Abstract
Developing the analytical procedure requires estimating what independent variables will be tested and at what levels. There are statistical models that enable the optimization of the process. They involve statistical analysis, which indicates the crucial factors for the process and the potential interactions between the analyzed variables. Analysis of variance (ANOVA) is applied in the evaluation of the significance of the independent variables and their interactions. The most commonly used chemometric models are Box–Behnken Design, Central Composite Design and Doehlert Design, which are second-order fractional models. The alternative may be the artificial neural networks (ANN), whose structure is based on the connection of neurons in the human brain. They consist of the input, hidden and output layer. In such analysis, the activation functions must be defined. Both approaches might be useful in planning the analytical procedure, as well as in predicting the response prior to performance the measurements. The proposed procedures may be applied for polymeric systems.

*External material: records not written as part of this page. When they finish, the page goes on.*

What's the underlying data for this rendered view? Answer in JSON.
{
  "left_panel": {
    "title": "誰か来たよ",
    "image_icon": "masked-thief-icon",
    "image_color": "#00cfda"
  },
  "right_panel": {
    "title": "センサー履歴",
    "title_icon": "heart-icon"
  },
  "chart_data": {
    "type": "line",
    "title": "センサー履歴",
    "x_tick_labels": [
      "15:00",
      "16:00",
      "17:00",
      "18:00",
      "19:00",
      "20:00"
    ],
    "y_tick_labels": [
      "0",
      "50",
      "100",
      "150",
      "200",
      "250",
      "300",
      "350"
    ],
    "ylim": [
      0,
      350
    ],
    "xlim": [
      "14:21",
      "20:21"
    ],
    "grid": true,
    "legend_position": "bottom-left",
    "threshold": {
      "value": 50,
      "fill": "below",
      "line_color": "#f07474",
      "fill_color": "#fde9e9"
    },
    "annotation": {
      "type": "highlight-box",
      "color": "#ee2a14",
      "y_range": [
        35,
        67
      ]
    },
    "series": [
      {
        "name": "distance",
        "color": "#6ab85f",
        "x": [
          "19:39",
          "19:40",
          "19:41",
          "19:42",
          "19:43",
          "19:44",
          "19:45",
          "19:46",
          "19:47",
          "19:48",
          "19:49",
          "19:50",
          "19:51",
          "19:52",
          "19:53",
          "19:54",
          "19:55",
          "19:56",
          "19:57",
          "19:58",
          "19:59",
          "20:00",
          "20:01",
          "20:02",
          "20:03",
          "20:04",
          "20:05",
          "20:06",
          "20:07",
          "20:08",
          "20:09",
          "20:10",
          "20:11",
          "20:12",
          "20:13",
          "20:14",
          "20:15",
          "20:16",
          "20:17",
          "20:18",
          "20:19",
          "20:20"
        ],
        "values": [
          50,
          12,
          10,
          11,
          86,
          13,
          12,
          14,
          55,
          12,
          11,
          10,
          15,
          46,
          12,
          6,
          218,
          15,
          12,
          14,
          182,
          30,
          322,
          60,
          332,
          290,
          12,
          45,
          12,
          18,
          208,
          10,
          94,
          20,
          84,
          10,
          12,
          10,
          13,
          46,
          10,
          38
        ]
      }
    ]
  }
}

Keywords: optimization, artificial intelligence, Box–Behnken Design, Central Composite Design, Doehlert Design
Streszczenie
Opracowanie procedury analitycznej wymaga określenia, jakie zmienne niezależne będą testowane i na jakich poziomach. Istnieją modele statystyczne, które umożliwiają optymalizację procesu. Polegają one na analizie statystycznej, która wskazuje czynniki istotne dla procesu oraz potencjalne interakcje pomiędzy analizowanymi zmiennymi. Analiza wariancji (analysis of variance – ANOVA) stosowana jest do oceny istotności zmiennych niezależnych i ich interakcji. Najczęściej stosowanymi modelami chemometrycznymi są modele Box–Behnken Design, Central Composite Design i Doehlert Design. Są to modele frakcyjne drugiego rzędu. Alternatywą mogą być sztuczne sieci neuronowe (artificial neural networks – ANN), których budowa opiera się na połączeniu neuronów w mózgu człowieka. Składają się one z warstwy wejściowej, ukrytej i wyjściowej. W przypadku tej analizy należy zdefiniować funkcje aktywacji. Obydwa podejścia mogą być przydatne w planowaniu procedury analitycznej, a także w przewidywaniu wyniku przed wykonaniem pomiarów. Zaproponowane procedury mogą być zastosowane w systemach polimerowych.
Słowa kluczowe: optymalizacja, sztuczna inteligencja, Central Composite Design, Box–Behnken Design, Doehlert Design
Background
Sir Ronald Fisher introduced the concept of design of experiments (DoE) in the 1920s. This idea encompassed statistical analysis of the project during the planning of experiments rather than after they were completed. His work was extended to include the ‘Quality by Design’ (QbD) concept, emphasizing the importance of planning the entire process to ensure the highest quality. The outlined procedure consists of steps such as recognizing the customer, identifying their needs, translating them into product features, developing the process, and implementing the product features. Employing such a perspective in the pharmaceutical sector, which is strongly process-based and focused on high product quality, took place at the beginning of the new millennium.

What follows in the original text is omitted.